Swallow is a critical behavior for sustaining life, important for both for the ingestion of nutrients and for protecting the airways. To produce an effective swallow, neural circuits must coordinate over 20 muscles across multiple cranial/spinal nerves to produce a rostral‐caudal pressure gradient to move the bolus from the mouth to the stomach. The medullary raphe nuclei are the main source of serotonin in the brainstem, and this region has been implicated in modulation of swallow and other airway protective behaviors. In order to explore the role of serotonin in swallow, we conducted experiments in adult cats (n = 6). Animals were anesthetized with intravenous sodium pentobarbital and tracheostomized. Fine wire intramuscular electromyograms (EMGs) were recorded from swallow and respiratory related muscles. The 5‐HT1A receptor agonist 8‐OH‐DPAT was delivered either intravenously through the femoral artery (n = 3) or intra‐arterially through the vertebral artery (n = 3) as a series of six cumulative doses (0.1‐30 ug/kg i.v.; 1‐300 ug/kg i.a.). Swallow was elicited by oral infusion water (3 ml) via syringe and was confirmed by the presence coordinated activity on swallow‐related EMGs. EMG amplitude was normalized prior to analysis. Administration of 8‐OH‐DPAT demonstrated a significant effect on the two primary submental muscles responsible for hyolaryngeal elevation necessary for full occlusion of the airway by the epiglottis. Mylohyoid amplitude increased by 45% (p = 0.006) and geniohyoid amplitude increased by 64% (p = 0.04) at the highest dose when compared to control.
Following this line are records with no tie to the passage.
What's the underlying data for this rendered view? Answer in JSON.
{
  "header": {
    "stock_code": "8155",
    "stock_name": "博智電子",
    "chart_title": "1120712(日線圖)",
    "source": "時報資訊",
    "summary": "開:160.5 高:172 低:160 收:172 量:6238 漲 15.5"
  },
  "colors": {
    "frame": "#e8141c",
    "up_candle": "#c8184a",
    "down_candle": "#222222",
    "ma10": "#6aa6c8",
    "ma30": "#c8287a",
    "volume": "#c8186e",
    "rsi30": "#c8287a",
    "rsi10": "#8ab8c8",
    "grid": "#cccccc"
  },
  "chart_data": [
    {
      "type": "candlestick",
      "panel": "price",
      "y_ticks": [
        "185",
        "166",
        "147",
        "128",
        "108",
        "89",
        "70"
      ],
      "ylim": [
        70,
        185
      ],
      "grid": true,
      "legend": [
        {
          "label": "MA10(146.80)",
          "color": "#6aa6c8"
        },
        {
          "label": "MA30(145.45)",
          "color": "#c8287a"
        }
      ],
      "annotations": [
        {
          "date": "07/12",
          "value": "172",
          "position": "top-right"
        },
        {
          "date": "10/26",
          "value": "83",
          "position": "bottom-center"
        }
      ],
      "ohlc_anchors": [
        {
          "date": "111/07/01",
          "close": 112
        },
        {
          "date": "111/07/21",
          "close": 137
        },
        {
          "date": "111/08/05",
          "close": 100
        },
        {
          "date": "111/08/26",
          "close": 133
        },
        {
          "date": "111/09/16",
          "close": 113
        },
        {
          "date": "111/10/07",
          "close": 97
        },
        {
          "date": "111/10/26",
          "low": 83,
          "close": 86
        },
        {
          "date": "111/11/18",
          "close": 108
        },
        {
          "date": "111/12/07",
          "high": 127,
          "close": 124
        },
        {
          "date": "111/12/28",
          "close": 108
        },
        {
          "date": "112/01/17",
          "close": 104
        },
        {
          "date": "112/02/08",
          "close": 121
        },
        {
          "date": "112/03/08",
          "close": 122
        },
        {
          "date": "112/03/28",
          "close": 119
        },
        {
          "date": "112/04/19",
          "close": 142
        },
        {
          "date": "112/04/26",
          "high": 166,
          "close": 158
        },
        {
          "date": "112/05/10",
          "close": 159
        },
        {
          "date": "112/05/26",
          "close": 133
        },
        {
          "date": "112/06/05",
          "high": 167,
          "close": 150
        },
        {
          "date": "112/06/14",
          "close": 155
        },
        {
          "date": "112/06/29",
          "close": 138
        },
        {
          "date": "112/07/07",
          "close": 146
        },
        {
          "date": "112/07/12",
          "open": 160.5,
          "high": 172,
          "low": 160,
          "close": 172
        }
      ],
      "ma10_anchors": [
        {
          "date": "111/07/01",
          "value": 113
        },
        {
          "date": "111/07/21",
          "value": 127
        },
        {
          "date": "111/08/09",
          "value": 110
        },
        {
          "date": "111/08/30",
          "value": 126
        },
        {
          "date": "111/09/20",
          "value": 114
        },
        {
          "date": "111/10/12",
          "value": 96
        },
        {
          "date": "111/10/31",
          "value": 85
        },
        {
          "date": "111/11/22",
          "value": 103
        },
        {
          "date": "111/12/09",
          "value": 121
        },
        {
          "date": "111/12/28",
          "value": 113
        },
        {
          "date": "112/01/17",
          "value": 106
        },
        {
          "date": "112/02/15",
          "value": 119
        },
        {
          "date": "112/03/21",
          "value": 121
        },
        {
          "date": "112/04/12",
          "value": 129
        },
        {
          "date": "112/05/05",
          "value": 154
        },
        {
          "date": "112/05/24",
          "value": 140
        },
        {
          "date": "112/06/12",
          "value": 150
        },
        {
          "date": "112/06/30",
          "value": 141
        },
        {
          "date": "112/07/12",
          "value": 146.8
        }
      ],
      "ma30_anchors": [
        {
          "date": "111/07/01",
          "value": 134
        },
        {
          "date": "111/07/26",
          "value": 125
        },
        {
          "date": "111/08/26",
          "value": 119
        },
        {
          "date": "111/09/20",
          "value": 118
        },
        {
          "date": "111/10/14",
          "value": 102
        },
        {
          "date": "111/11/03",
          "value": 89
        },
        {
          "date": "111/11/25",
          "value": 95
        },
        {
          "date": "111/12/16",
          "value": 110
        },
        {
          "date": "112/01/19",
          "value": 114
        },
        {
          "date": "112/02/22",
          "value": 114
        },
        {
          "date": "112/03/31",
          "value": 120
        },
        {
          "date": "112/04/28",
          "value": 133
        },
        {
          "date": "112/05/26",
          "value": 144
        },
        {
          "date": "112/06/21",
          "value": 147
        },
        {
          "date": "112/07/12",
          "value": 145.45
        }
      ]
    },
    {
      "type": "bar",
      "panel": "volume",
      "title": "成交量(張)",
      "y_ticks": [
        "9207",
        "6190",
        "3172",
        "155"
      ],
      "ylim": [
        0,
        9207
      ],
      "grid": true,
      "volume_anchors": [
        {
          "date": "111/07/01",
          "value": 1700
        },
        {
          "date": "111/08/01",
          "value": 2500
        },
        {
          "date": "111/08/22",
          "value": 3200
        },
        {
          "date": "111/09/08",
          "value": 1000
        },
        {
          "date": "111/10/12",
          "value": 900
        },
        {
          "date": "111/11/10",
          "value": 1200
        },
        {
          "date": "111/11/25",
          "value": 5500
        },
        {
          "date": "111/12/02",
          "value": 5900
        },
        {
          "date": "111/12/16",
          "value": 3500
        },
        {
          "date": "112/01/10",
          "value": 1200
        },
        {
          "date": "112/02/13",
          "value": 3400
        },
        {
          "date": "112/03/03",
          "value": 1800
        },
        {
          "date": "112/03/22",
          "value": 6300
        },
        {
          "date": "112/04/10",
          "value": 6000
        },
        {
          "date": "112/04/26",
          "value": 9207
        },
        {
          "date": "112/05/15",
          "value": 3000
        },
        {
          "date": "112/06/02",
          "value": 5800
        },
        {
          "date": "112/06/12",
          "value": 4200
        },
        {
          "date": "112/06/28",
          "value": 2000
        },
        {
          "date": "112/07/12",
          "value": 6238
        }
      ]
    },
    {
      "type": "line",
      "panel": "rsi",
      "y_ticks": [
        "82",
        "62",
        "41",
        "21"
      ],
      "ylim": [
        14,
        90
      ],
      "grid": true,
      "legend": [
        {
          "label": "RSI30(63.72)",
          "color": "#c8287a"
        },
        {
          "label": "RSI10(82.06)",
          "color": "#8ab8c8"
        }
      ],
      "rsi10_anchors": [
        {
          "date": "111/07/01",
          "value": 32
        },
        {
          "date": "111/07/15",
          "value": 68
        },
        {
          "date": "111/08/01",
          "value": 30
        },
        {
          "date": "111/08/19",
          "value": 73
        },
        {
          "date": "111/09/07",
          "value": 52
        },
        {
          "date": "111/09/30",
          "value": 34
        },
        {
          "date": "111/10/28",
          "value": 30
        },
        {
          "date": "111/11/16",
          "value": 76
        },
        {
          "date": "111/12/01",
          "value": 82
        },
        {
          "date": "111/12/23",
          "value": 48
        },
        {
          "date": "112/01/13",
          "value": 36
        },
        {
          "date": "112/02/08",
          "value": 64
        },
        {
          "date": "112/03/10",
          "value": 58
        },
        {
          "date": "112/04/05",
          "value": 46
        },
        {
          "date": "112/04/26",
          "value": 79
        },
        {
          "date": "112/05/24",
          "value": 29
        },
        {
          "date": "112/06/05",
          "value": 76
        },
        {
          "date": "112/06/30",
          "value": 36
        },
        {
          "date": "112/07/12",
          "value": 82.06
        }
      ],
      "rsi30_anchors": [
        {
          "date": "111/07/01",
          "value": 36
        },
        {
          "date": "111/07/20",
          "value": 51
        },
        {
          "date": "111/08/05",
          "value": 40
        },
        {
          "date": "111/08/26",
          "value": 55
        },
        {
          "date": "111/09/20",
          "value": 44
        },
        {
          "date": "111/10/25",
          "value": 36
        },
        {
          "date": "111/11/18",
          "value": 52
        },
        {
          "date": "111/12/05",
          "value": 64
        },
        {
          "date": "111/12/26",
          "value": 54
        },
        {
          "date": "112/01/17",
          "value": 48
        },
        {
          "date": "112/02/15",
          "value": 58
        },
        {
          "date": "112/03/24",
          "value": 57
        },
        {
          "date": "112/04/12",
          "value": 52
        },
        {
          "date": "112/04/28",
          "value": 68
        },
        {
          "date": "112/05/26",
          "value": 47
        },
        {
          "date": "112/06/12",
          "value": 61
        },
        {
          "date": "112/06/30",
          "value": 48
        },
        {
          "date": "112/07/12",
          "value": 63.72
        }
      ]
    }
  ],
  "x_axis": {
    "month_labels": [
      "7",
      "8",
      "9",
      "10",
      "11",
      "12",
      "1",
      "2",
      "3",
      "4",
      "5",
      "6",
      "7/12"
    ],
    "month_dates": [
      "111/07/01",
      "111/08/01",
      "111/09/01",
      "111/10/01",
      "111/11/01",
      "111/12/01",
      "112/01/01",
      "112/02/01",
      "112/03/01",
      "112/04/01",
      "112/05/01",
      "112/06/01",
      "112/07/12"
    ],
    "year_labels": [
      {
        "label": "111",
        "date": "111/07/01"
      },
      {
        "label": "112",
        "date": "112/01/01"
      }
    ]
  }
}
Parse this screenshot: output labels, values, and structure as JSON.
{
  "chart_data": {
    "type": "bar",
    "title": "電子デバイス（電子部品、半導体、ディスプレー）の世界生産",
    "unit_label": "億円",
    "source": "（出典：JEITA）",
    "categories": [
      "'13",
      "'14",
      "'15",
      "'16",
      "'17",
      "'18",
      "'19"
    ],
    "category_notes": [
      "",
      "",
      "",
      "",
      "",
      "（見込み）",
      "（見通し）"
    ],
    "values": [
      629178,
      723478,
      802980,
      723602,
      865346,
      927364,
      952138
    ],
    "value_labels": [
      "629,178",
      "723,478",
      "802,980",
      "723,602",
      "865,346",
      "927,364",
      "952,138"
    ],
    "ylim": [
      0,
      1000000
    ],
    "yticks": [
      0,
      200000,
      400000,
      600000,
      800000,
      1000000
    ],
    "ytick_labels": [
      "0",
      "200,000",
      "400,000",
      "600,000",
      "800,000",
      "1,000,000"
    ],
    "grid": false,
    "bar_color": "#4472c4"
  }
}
This is evidence of the raphe and its serotonergic network coordinating distributed aspects of the swallow control network as these two muscles are innervated via separate cranial nerves: the trigeminal for the mylohyoid and hypoglossal for the geniohyoid. Disordered hyolaryngeal function is a leading cause of aspiration across a multitude of neuro‐ degenerative and ‐traumatic diseases, and pharmacologic intervention with serotonergic agonists represents a promising agent for therapeutic interventions.